Here's all you need to know about "Gift Tax"
Talking to Zeebiz, Archit Gupta, Founder & CEO ClearTax.com, said that the Section 56 says that incomes which do not form part of other income heads are included in ‘income from other sources’.
You are exempt from gift tax under the following situations:· monetary value of all gifts received don't add up to Rs.50,000.
· Received from a relative (relative as defined in the Act)
· Received on occasion of marriage
· Received by way of a will or inheritance
· Received in contemplation of death of the payer
· Received from Local Authority
· Received from a fund, foundation, university, or other educational institution, hospitals, or any trust of institution defined in Section 10(23C)
· Money Received from a charitable Institution registered under section 12AA
From the next fiscal, the money received as "gift" valuing more than Rs 50,000 will be chargeable to tax under the new amendment to Section 56 of the Income Tax Act.
According to The Hindu report, Revenue Secretary Hasmukh Adhia has said that Company employees receiving large largesse, whether from the company itself or from somebody else, will now have to pay tax if the gift is valued at more than Rs 50,000.
What is Section 56?
Talking to Zeebiz, Archit Gupta, Founder & CEO ClearTax.com, said that the Section 56 says that incomes which do not form part of other income heads are included in ‘income from other sources’.

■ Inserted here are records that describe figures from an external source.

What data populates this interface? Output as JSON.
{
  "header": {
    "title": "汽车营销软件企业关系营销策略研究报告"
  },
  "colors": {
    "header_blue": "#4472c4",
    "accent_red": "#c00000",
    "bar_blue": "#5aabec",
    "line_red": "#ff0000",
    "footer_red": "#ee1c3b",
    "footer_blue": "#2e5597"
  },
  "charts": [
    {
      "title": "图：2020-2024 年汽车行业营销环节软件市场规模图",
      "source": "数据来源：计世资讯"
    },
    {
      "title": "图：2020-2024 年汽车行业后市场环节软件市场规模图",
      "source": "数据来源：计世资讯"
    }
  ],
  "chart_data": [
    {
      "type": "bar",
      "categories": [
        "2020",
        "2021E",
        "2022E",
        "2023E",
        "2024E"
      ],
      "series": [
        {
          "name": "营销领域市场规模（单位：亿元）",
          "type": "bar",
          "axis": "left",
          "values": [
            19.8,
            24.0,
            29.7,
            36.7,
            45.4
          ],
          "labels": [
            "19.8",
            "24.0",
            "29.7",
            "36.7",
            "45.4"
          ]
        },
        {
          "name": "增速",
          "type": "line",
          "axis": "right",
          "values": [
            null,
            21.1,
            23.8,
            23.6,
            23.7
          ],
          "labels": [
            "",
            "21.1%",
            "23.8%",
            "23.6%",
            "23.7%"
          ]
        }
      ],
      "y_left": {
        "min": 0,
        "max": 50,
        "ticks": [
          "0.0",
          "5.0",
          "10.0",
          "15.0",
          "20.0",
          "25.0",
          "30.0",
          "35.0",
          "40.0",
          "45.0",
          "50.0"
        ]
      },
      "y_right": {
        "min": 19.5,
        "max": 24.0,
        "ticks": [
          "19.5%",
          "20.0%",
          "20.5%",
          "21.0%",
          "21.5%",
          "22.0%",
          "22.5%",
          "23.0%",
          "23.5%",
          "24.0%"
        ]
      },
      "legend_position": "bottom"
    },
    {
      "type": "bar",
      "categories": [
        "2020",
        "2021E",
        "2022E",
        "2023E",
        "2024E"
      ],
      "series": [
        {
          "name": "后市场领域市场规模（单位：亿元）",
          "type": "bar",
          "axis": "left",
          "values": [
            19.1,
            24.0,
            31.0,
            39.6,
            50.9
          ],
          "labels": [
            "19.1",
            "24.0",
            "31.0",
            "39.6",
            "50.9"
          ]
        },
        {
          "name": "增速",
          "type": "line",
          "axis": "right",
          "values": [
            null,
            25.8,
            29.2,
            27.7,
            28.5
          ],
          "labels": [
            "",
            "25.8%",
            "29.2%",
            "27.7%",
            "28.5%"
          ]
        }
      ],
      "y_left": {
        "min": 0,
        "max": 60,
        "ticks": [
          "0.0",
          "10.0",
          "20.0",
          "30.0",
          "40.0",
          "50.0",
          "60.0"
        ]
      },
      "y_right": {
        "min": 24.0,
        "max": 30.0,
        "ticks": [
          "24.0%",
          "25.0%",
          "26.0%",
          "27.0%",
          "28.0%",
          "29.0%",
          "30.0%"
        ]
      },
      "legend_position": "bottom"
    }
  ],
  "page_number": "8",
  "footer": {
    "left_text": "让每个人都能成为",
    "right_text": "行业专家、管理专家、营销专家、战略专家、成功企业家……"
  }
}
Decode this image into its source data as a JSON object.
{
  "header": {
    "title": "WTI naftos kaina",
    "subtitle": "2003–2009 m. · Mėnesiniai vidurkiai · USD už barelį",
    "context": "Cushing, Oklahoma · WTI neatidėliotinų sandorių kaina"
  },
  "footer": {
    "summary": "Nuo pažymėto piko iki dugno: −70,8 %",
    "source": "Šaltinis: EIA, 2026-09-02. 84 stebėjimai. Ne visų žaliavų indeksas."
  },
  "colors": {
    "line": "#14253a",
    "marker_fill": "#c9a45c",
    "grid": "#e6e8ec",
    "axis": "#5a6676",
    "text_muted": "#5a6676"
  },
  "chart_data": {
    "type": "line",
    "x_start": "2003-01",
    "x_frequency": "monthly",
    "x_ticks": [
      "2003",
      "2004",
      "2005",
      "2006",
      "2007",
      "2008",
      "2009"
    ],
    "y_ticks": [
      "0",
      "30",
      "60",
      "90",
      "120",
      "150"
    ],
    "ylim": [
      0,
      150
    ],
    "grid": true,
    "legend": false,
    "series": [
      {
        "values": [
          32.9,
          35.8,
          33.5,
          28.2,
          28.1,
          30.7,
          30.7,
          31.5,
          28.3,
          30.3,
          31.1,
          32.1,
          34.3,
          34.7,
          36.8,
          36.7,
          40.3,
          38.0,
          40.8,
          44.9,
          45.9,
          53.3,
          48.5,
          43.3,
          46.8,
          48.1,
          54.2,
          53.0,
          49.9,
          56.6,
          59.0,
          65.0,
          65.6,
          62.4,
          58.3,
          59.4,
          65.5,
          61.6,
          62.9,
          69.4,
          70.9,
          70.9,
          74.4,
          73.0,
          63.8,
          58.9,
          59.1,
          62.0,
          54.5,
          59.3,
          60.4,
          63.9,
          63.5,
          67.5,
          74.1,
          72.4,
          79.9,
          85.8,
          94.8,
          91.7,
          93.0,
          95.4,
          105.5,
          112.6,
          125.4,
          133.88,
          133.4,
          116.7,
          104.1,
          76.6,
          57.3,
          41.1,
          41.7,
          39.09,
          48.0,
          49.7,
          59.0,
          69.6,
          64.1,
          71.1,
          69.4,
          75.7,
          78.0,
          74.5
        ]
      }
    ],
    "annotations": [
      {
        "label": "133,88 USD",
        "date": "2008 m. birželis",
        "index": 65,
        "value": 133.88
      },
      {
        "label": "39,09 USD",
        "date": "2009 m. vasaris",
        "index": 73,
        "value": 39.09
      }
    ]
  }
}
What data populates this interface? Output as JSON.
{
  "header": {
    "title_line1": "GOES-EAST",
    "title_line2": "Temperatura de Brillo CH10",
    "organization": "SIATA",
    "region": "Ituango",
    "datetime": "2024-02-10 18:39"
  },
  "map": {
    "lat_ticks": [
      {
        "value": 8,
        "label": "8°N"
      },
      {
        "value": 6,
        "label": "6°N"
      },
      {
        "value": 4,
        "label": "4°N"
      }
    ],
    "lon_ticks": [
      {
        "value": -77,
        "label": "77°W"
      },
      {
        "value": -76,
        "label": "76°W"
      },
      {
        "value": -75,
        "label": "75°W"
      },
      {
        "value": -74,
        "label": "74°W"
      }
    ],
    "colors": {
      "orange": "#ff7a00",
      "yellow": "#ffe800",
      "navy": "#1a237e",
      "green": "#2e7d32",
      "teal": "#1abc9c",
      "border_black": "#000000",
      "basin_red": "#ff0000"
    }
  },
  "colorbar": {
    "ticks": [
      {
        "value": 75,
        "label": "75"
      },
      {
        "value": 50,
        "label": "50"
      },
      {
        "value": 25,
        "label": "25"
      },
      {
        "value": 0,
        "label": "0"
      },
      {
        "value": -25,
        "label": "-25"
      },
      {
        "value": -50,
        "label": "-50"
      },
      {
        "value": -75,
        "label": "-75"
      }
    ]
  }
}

So basically this is a residual income head. It goes on further to explain some specific’ incomes which are taxed under this head of income from other sources and situations when they may be exempt from tax.
"The new amendments, have made the section on taxability (including exemptions which have been provided) of transfer of sums of money or property applicable to ‘any person’, so these will now apply to all businesses, individuals, HUF, companies, firms, LLP, effectively for every person taxable under the law," Gupta said.
However, the Section do provides some exemptions where receipts of money/property (both movable and immovable) are not taxable, such exemption has been extended to transactions not considered as a transfer in the first place (such as those where capital gains does not apply - section 47).
How can you save tax on gifts received
Gifts to parents are free from tax, these are not taxable for giver – the parents have to start including any income that these gifts have earned in their total income. So if you gift, money, assets to your parents, they (or you) don’t have to pay tax on the value of the gift, however if any income is earned from such a gift that is included in the receiver’s tax return. For example, if you gift a property to your parents, any rental income shall be directly taxable in their hands, Gupta said.
Similar rules apply for gifts to adult children (over the age of 18 years). For example, if adult children are gifted fixed deposits by parents – the interest income is included in the adult child’s return.
What necessary documents require file filing them
"Its good to maintain a proper trail and documentation of a gift of high value. It is also recommended to disclose exempt gifts in the tax return, if they are of high value. Valuation where required to be estimated is done according to rule 11U and 11UA. Relevant details and documents used in valuation must be carefully maintained as well," Gupta added.